Halabja is home to religious minorities such as Kakis, a distinct religion found in Halabja. Kakai’s holiest site is also located in Halabja. The town hosted a substantial Jewish population at the time. 

All these religious minorities were ethnically Kurds, "but the Ba’athist party in control of Iraq denied their existence – making it a textbook example of genocide. If genocide is the intentional extermination of an ethnic, national, racial or religious group, then Halabja suits all the categories."

Halabja is a city that lies only 15 km. from the Iranian border. During the eight-year Iran-Iraq war, the city was constantly shelled. The Islamic Revolutionary Guards Corps (IRGC) could not capture the city, as Saddam Hussein had positioned one of Iraq’s nine divisions in the governorate of Sulaymaniyah which includes the district of Halabja. 

Hussein had positioned a brigade in Halabja. The Iraqi Army had shifted its military center to the area, after years of stalemate in the south. Each division included more than 30,000 troops assisted by various paramilitary forces, usually made up of the local Kurdish population.

"The formidable Iraqi army, backed by the West, was difficult for the IRGC to defeat on its terms. Tehran was able to penetrate the rank-and-file of the Ba’athist army in Halabja using methods such as Shi’ite ideology and escape from Saddam’s execution."

 It was common for commanders to be executed after failing to secure an objective.

In 1988 an Iraqi brigadier general in charge of the Ba’athist army in Halabja, Ali Najafi, had secretly pledged allegiance to Tehran.

 In mid-March 1988, Tehran commenced “Operation Zafar 7” to capture the governorate of Sulaymaniyah.
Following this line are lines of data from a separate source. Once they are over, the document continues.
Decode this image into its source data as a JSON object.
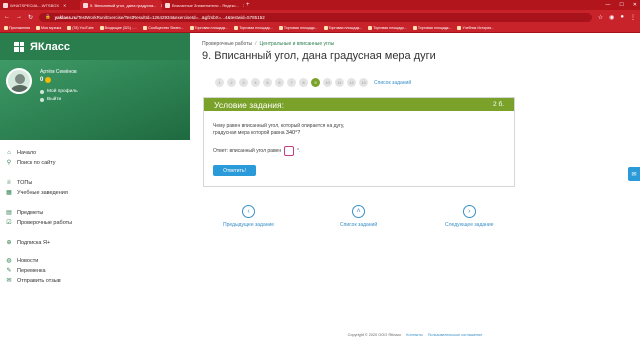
{
  "browser": {
    "tabs": [
      {
        "label": "WHATSPECIAL...WTSBOX",
        "active": false
      },
      {
        "label": "9. Вписанный угол, дана градусна...",
        "active": true
      },
      {
        "label": "Вписанные Знаменатели - Яндекс...",
        "active": false
      }
    ],
    "url_host": "yaklass.ru",
    "url_path": "/TestWorkRun/Exercise/TestResultId=12642934&exerciseId=...&gfzsbX=...4&testwid=5785152",
    "bookmarks": [
      "Приложения",
      "Моя музыка",
      "(78) YouTube",
      "Входящие (321) - ...",
      "Сообщество Steam...",
      "Торговая площадк...",
      "Торговая площадк...",
      "Торговая площадк...",
      "Торговая площадк...",
      "Торговая площадк...",
      "Торговая площадк...",
      "Учебник Истории..."
    ]
  },
  "sidebar": {
    "logo": "ЯКласс",
    "profile": {
      "name": "Артём Семёнов",
      "coins": "0",
      "my_profile": "Мой профиль",
      "logout": "Выйти"
    },
    "items": [
      {
        "label": "Начало",
        "icon": "home-icon"
      },
      {
        "label": "Поиск по сайту",
        "icon": "search-icon"
      },
      {
        "label": "ТОПы",
        "icon": "cup-icon"
      },
      {
        "label": "Учебные заведения",
        "icon": "building-icon"
      },
      {
        "label": "Предметы",
        "icon": "book-icon"
      },
      {
        "label": "Проверочные работы",
        "icon": "checklist-icon"
      },
      {
        "label": "Подписка Я+",
        "icon": "plus-icon"
      },
      {
        "label": "Новости",
        "icon": "news-icon"
      },
      {
        "label": "Переменка",
        "icon": "pen-icon"
      },
      {
        "label": "Отправить отзыв",
        "icon": "feedback-icon"
      }
    ]
  },
  "main": {
    "breadcrumb": {
      "first": "Проверочные работы",
      "sep": "/",
      "second": "Центральные и вписанные углы"
    },
    "title": "9. Вписанный угол, дана градусная мера дуги",
    "pager": {
      "pages": [
        "1",
        "2",
        "3",
        "4",
        "5",
        "6",
        "7",
        "8",
        "9",
        "10",
        "11",
        "12",
        "13"
      ],
      "current": 9,
      "list_link": "Список заданий"
    },
    "task": {
      "header": "Условие задания:",
      "score": "2 б.",
      "question_line1": "Чему равен вписанный угол, который опирается на дугу,",
      "question_line2": "градусная мера которой равна",
      "degree_value": "340°?",
      "answer_prefix": "Ответ: вписанный угол равен",
      "answer_value": "",
      "answer_suffix": "°.",
      "submit": "Ответить!"
    },
    "nav": {
      "prev": "Предыдущее задание",
      "list": "Список заданий",
      "next": "Следующее задание"
    },
    "footer": {
      "copyright": "Copyright © 2020 ООО ЯКласс",
      "contacts": "Контакты",
      "agreement": "Пользовательское соглашение"
    }
  }
}
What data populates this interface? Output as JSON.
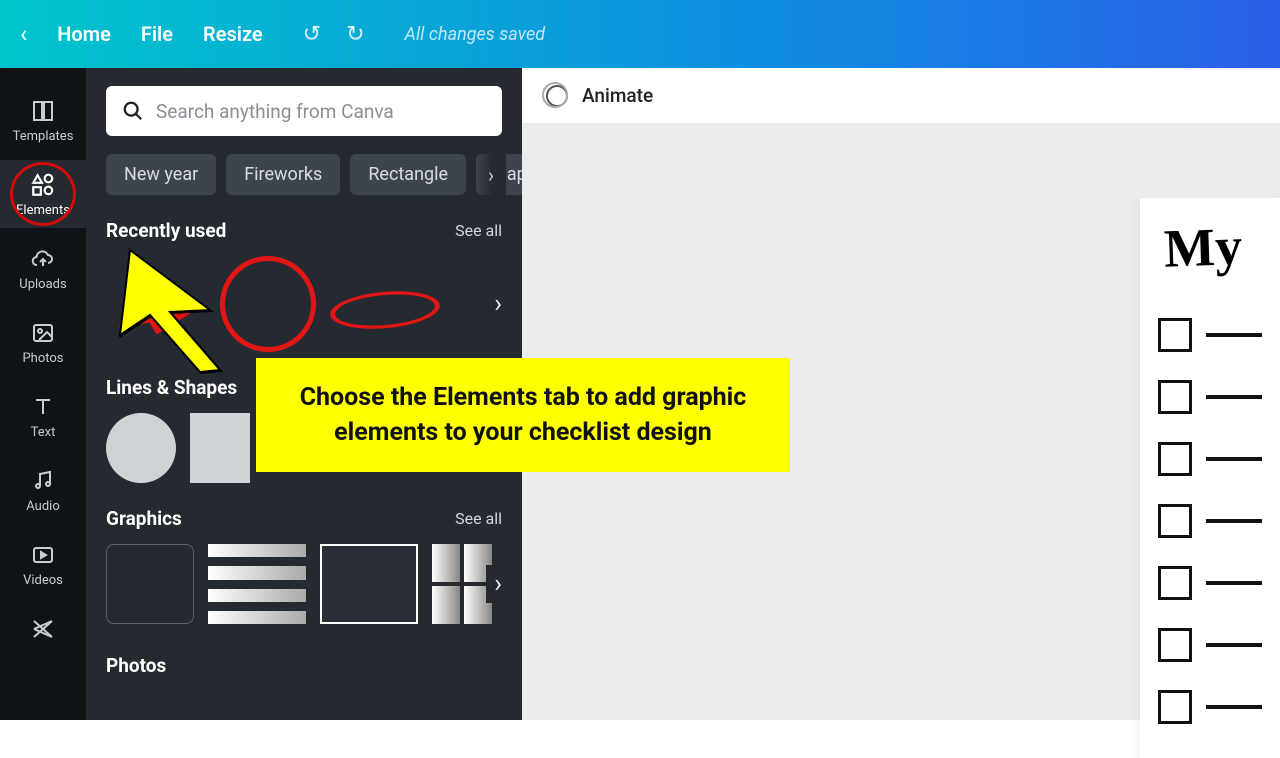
{
  "topbar": {
    "home": "Home",
    "file": "File",
    "resize": "Resize",
    "status": "All changes saved"
  },
  "rail": {
    "templates": "Templates",
    "elements": "Elements",
    "uploads": "Uploads",
    "photos": "Photos",
    "text": "Text",
    "audio": "Audio",
    "videos": "Videos"
  },
  "search": {
    "placeholder": "Search anything from Canva"
  },
  "chips": [
    "New year",
    "Fireworks",
    "Rectangle",
    "Happ"
  ],
  "sections": {
    "recent": {
      "title": "Recently used",
      "seeall": "See all"
    },
    "lines": {
      "title": "Lines & Shapes"
    },
    "graphics": {
      "title": "Graphics",
      "seeall": "See all"
    },
    "photos": {
      "title": "Photos"
    }
  },
  "toolbar": {
    "animate": "Animate"
  },
  "page": {
    "title": "My"
  },
  "tooltip": "Choose the Elements tab to add graphic elements to your checklist design"
}
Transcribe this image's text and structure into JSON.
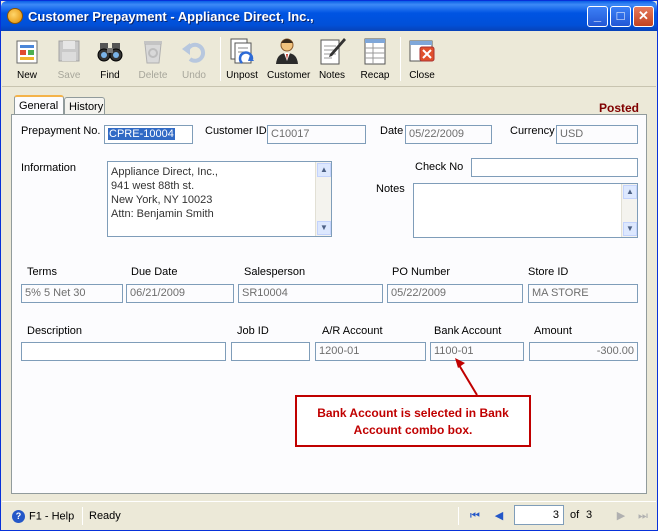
{
  "window": {
    "title": "Customer Prepayment - Appliance Direct, Inc.,",
    "minimize": "_",
    "maximize": "□",
    "close": "✕"
  },
  "toolbar": {
    "items": [
      {
        "label": "New",
        "icon": "new-document-icon",
        "enabled": true
      },
      {
        "label": "Save",
        "icon": "floppy-disk-icon",
        "enabled": false
      },
      {
        "label": "Find",
        "icon": "binoculars-icon",
        "enabled": true
      },
      {
        "label": "Delete",
        "icon": "recycle-bin-icon",
        "enabled": false
      },
      {
        "label": "Undo",
        "icon": "undo-arrow-icon",
        "enabled": false
      },
      {
        "label": "Unpost",
        "icon": "unpost-icon",
        "enabled": true
      },
      {
        "label": "Customer",
        "icon": "customer-person-icon",
        "enabled": true
      },
      {
        "label": "Notes",
        "icon": "notepad-pen-icon",
        "enabled": true
      },
      {
        "label": "Recap",
        "icon": "recap-grid-icon",
        "enabled": true
      },
      {
        "label": "Close",
        "icon": "close-window-icon",
        "enabled": true
      }
    ]
  },
  "tabs": [
    {
      "label": "General",
      "active": true
    },
    {
      "label": "History",
      "active": false
    }
  ],
  "status_badge": "Posted",
  "form": {
    "prepayment_no_label": "Prepayment No.",
    "prepayment_no": "CPRE-10004",
    "customer_id_label": "Customer ID",
    "customer_id": "C10017",
    "date_label": "Date",
    "date": "05/22/2009",
    "currency_label": "Currency",
    "currency": "USD",
    "information_label": "Information",
    "information_lines": [
      "Appliance Direct, Inc.,",
      "941 west 88th st.",
      "New York, NY 10023",
      "Attn: Benjamin Smith"
    ],
    "check_no_label": "Check No",
    "check_no": "",
    "notes_label": "Notes",
    "notes": "",
    "terms_label": "Terms",
    "terms": "5% 5 Net 30",
    "due_date_label": "Due Date",
    "due_date": "06/21/2009",
    "salesperson_label": "Salesperson",
    "salesperson": "SR10004",
    "po_number_label": "PO Number",
    "po_number": "05/22/2009",
    "store_id_label": "Store ID",
    "store_id": "MA STORE",
    "description_label": "Description",
    "description": "",
    "job_id_label": "Job ID",
    "job_id": "",
    "ar_account_label": "A/R Account",
    "ar_account": "1200-01",
    "bank_account_label": "Bank Account",
    "bank_account": "1100-01",
    "amount_label": "Amount",
    "amount": "-300.00"
  },
  "callout": {
    "line1": "Bank Account is selected in Bank",
    "line2": "Account combo box.",
    "color": "#c00000"
  },
  "statusbar": {
    "help": "F1 - Help",
    "status": "Ready",
    "page": "3",
    "of_label": "of",
    "total": "3"
  }
}
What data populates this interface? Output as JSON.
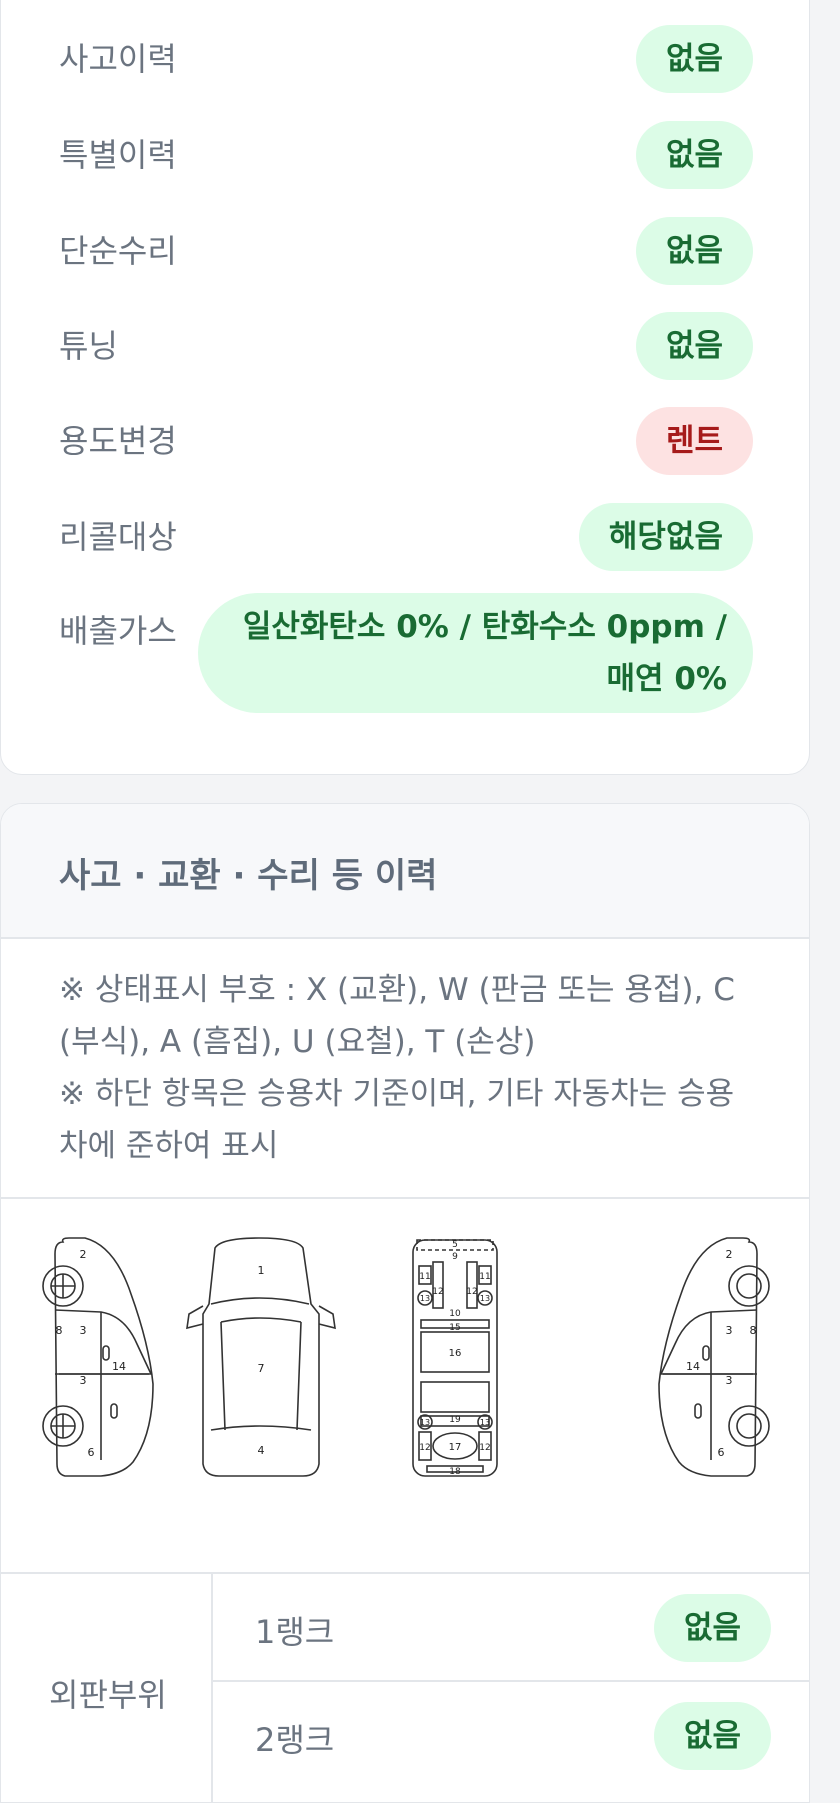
{
  "history": {
    "rows": [
      {
        "label": "사고이력",
        "value": "없음",
        "status": "green"
      },
      {
        "label": "특별이력",
        "value": "없음",
        "status": "green"
      },
      {
        "label": "단순수리",
        "value": "없음",
        "status": "green"
      },
      {
        "label": "튜닝",
        "value": "없음",
        "status": "green"
      },
      {
        "label": "용도변경",
        "value": "렌트",
        "status": "red"
      },
      {
        "label": "리콜대상",
        "value": "해당없음",
        "status": "green"
      },
      {
        "label": "배출가스",
        "value": "일산화탄소 0% / 탄화수소 0ppm / 매연 0%",
        "status": "green"
      }
    ]
  },
  "section": {
    "title": "사고 · 교환 · 수리 등 이력",
    "notes": [
      "※ 상태표시 부호 : X (교환), W (판금 또는 용접), C (부식), A (흠집), U (요철), T (손상)",
      "※ 하단 항목은 승용차 기준이며, 기타 자동차는 승용차에 준하여 표시"
    ]
  },
  "diagram": {
    "left_side": [
      "2",
      "8",
      "3",
      "3",
      "14",
      "6"
    ],
    "top_view": [
      "1",
      "7",
      "4"
    ],
    "frame": [
      "5",
      "9",
      "11",
      "11",
      "12",
      "12",
      "13",
      "13",
      "10",
      "15",
      "16",
      "19",
      "13",
      "13",
      "12",
      "17",
      "12",
      "18"
    ],
    "right_side": [
      "2",
      "3",
      "8",
      "14",
      "3",
      "6"
    ]
  },
  "outer_panel": {
    "group_label": "외판부위",
    "ranks": [
      {
        "label": "1랭크",
        "value": "없음"
      },
      {
        "label": "2랭크",
        "value": "없음"
      }
    ]
  },
  "colors": {
    "green_bg": "#dcfce7",
    "green_text": "#196b33",
    "red_bg": "#fde2e2",
    "red_text": "#a61b1b"
  }
}
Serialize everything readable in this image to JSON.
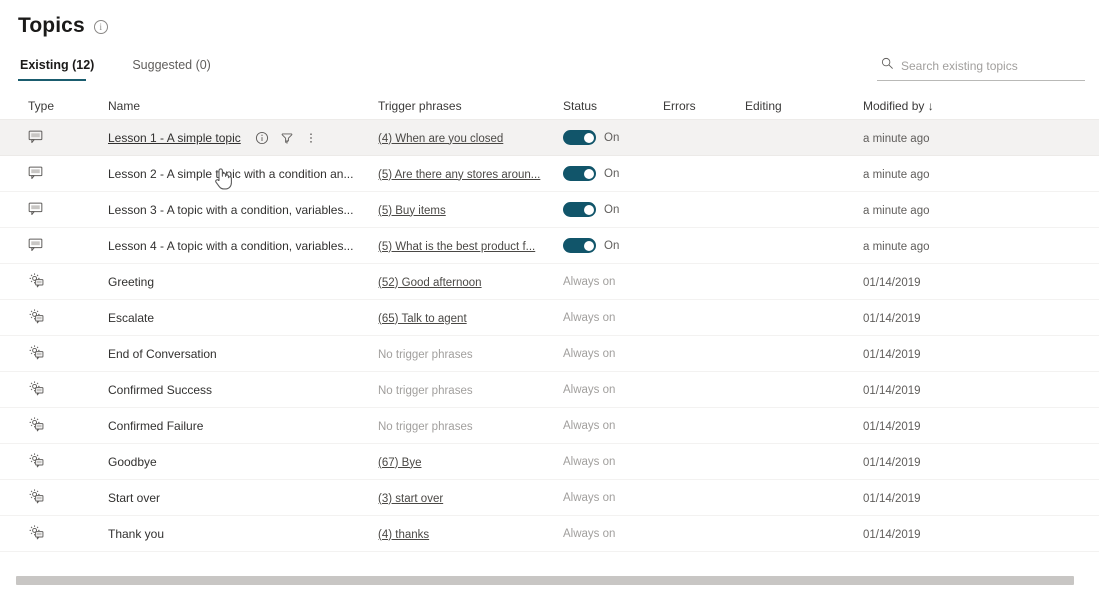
{
  "header": {
    "title": "Topics",
    "info_icon": "info-circle-icon"
  },
  "tabs": [
    {
      "label": "Existing (12)",
      "active": true
    },
    {
      "label": "Suggested (0)",
      "active": false
    }
  ],
  "search": {
    "placeholder": "Search existing topics",
    "value": "",
    "icon": "search-icon"
  },
  "table": {
    "columns": [
      {
        "key": "type",
        "label": "Type"
      },
      {
        "key": "name",
        "label": "Name"
      },
      {
        "key": "trigger",
        "label": "Trigger phrases"
      },
      {
        "key": "status",
        "label": "Status"
      },
      {
        "key": "errors",
        "label": "Errors"
      },
      {
        "key": "editing",
        "label": "Editing"
      },
      {
        "key": "modified",
        "label": "Modified by"
      }
    ],
    "sort_column": "Modified by",
    "sort_arrow": "↓",
    "rows": [
      {
        "type_icon": "chat-bubble-icon",
        "name": "Lesson 1 - A simple topic",
        "name_is_link": true,
        "hovered": true,
        "row_actions": [
          "info-circle-icon",
          "funnel-icon",
          "more-vertical-icon"
        ],
        "trigger": "(4) When are you closed",
        "trigger_is_link": true,
        "status_type": "toggle",
        "status_label": "On",
        "errors": "",
        "editing": "",
        "modified": "a minute ago"
      },
      {
        "type_icon": "chat-bubble-icon",
        "name": "Lesson 2 - A simple topic with a condition an...",
        "name_is_link": false,
        "hovered": false,
        "row_actions": [],
        "trigger": "(5) Are there any stores aroun...",
        "trigger_is_link": true,
        "status_type": "toggle",
        "status_label": "On",
        "errors": "",
        "editing": "",
        "modified": "a minute ago"
      },
      {
        "type_icon": "chat-bubble-icon",
        "name": "Lesson 3 - A topic with a condition, variables...",
        "name_is_link": false,
        "hovered": false,
        "row_actions": [],
        "trigger": "(5) Buy items",
        "trigger_is_link": true,
        "status_type": "toggle",
        "status_label": "On",
        "errors": "",
        "editing": "",
        "modified": "a minute ago"
      },
      {
        "type_icon": "chat-bubble-icon",
        "name": "Lesson 4 - A topic with a condition, variables...",
        "name_is_link": false,
        "hovered": false,
        "row_actions": [],
        "trigger": "(5) What is the best product f...",
        "trigger_is_link": true,
        "status_type": "toggle",
        "status_label": "On",
        "errors": "",
        "editing": "",
        "modified": "a minute ago"
      },
      {
        "type_icon": "system-topic-icon",
        "name": "Greeting",
        "name_is_link": false,
        "hovered": false,
        "row_actions": [],
        "trigger": "(52) Good afternoon",
        "trigger_is_link": true,
        "status_type": "text",
        "status_label": "Always on",
        "errors": "",
        "editing": "",
        "modified": "01/14/2019"
      },
      {
        "type_icon": "system-topic-icon",
        "name": "Escalate",
        "name_is_link": false,
        "hovered": false,
        "row_actions": [],
        "trigger": "(65) Talk to agent",
        "trigger_is_link": true,
        "status_type": "text",
        "status_label": "Always on",
        "errors": "",
        "editing": "",
        "modified": "01/14/2019"
      },
      {
        "type_icon": "system-topic-icon",
        "name": "End of Conversation",
        "name_is_link": false,
        "hovered": false,
        "row_actions": [],
        "trigger": "No trigger phrases",
        "trigger_is_link": false,
        "status_type": "text",
        "status_label": "Always on",
        "errors": "",
        "editing": "",
        "modified": "01/14/2019"
      },
      {
        "type_icon": "system-topic-icon",
        "name": "Confirmed Success",
        "name_is_link": false,
        "hovered": false,
        "row_actions": [],
        "trigger": "No trigger phrases",
        "trigger_is_link": false,
        "status_type": "text",
        "status_label": "Always on",
        "errors": "",
        "editing": "",
        "modified": "01/14/2019"
      },
      {
        "type_icon": "system-topic-icon",
        "name": "Confirmed Failure",
        "name_is_link": false,
        "hovered": false,
        "row_actions": [],
        "trigger": "No trigger phrases",
        "trigger_is_link": false,
        "status_type": "text",
        "status_label": "Always on",
        "errors": "",
        "editing": "",
        "modified": "01/14/2019"
      },
      {
        "type_icon": "system-topic-icon",
        "name": "Goodbye",
        "name_is_link": false,
        "hovered": false,
        "row_actions": [],
        "trigger": "(67) Bye",
        "trigger_is_link": true,
        "status_type": "text",
        "status_label": "Always on",
        "errors": "",
        "editing": "",
        "modified": "01/14/2019"
      },
      {
        "type_icon": "system-topic-icon",
        "name": "Start over",
        "name_is_link": false,
        "hovered": false,
        "row_actions": [],
        "trigger": "(3) start over",
        "trigger_is_link": true,
        "status_type": "text",
        "status_label": "Always on",
        "errors": "",
        "editing": "",
        "modified": "01/14/2019"
      },
      {
        "type_icon": "system-topic-icon",
        "name": "Thank you",
        "name_is_link": false,
        "hovered": false,
        "row_actions": [],
        "trigger": "(4) thanks",
        "trigger_is_link": true,
        "status_type": "text",
        "status_label": "Always on",
        "errors": "",
        "editing": "",
        "modified": "01/14/2019"
      }
    ]
  },
  "scrollbar": {
    "orientation": "horizontal"
  },
  "cursor": {
    "type": "pointer-hand-cursor"
  },
  "colors": {
    "accent_teal": "#11556a",
    "hover_row": "#f3f2f1",
    "text_primary": "#323130",
    "text_secondary": "#605e5c",
    "text_muted": "#a19f9d",
    "divider": "#f3f2f1"
  }
}
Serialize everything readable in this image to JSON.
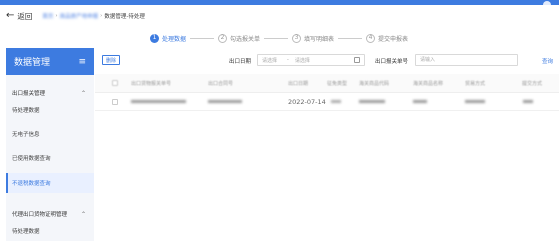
{
  "header": {
    "back_label": "返回",
    "breadcrumbs": [
      "首页",
      "商品原产地申报",
      "数据管理-待处理"
    ]
  },
  "steps": [
    {
      "num": "1",
      "label": "处理数据",
      "active": true
    },
    {
      "num": "2",
      "label": "勾选报关单",
      "active": false
    },
    {
      "num": "3",
      "label": "填写明细表",
      "active": false
    },
    {
      "num": "4",
      "label": "提交申报表",
      "active": false
    }
  ],
  "sidebar": {
    "title": "数据管理",
    "groups": [
      {
        "label": "出口报关管理",
        "items": [
          "待处理数据",
          "无电子信息",
          "已使用数据查询",
          "不退税数据查询"
        ]
      },
      {
        "label": "代理出口货物证明管理",
        "items": [
          "待处理数据"
        ]
      }
    ],
    "active_item": "不退税数据查询"
  },
  "filter": {
    "delete_label": "删除",
    "export_date_label": "出口日期",
    "date_start_placeholder": "请选择",
    "date_end_placeholder": "请选择",
    "declaration_no_label": "出口报关单号",
    "declaration_no_placeholder": "请输入",
    "query_label": "查询"
  },
  "table": {
    "columns": [
      "出口货物报关单号",
      "出口合同号",
      "出口日期",
      "征免类型",
      "海关商品代码",
      "海关商品名称",
      "贸易方式",
      "提交方式"
    ],
    "rows": [
      {
        "export_date": "2022-07-14"
      }
    ]
  }
}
The objective of capturing Sulaymaniyah was to give Tehran a better bargaining position in the ongoing ceasefire talks.

As Halabja was under constant attack, on March 15, Hussein came to Sulaymaniyah, a city that lies 45 km. north of Halabja. According to a former Ba’athist adviser, who didn’t want to be named, and various Kurdish military commanders and figures, from Sulaymaniyah Saddam Hussein directly radioed Ali Najafi and told him if he needed further assistance. 

The commander replied, “let the assistance go to your dad’s grave,” a severe rebuke in Iraqi culture. 

"Later that day, Najafi surrendered to Iran. IRGC alongside their Kurdih allies entered the city. The angered dictator gave the order. A decision was made to erase the city, to deny Iran any territorial claims, and save its army from disintegration and coups in Baghdad."

"After eight years of trench warfare, Hussein was convinced that to save his country, he had to stop the war," JO continued, "a guilty conscience for Halabja did not convince Saddam to stop the war. But the collapse of its military in Halabja did convince the brutal, obstinate dictator to give in."

"Although the decision to chemically bombard Halabja was not planned before, the Ba’athist regime had perpetrated similar crimes. On April 14, 1988, the Iraqi army commenced the Anfal campaign."

More than 182,000 Kurds of all ages and genders, from newly born infants to septuagenarians, were buried alive and treated in the worst possible ways in Saddam’s gulags in the deserts of Iraq. Not to mention that its random targeting of Iranian cities during the war claimed thousands of lives.

"Serving as one of the main factors of concluding the longest war of the 20th century, Halabja has been denied its proper recognition," JP said.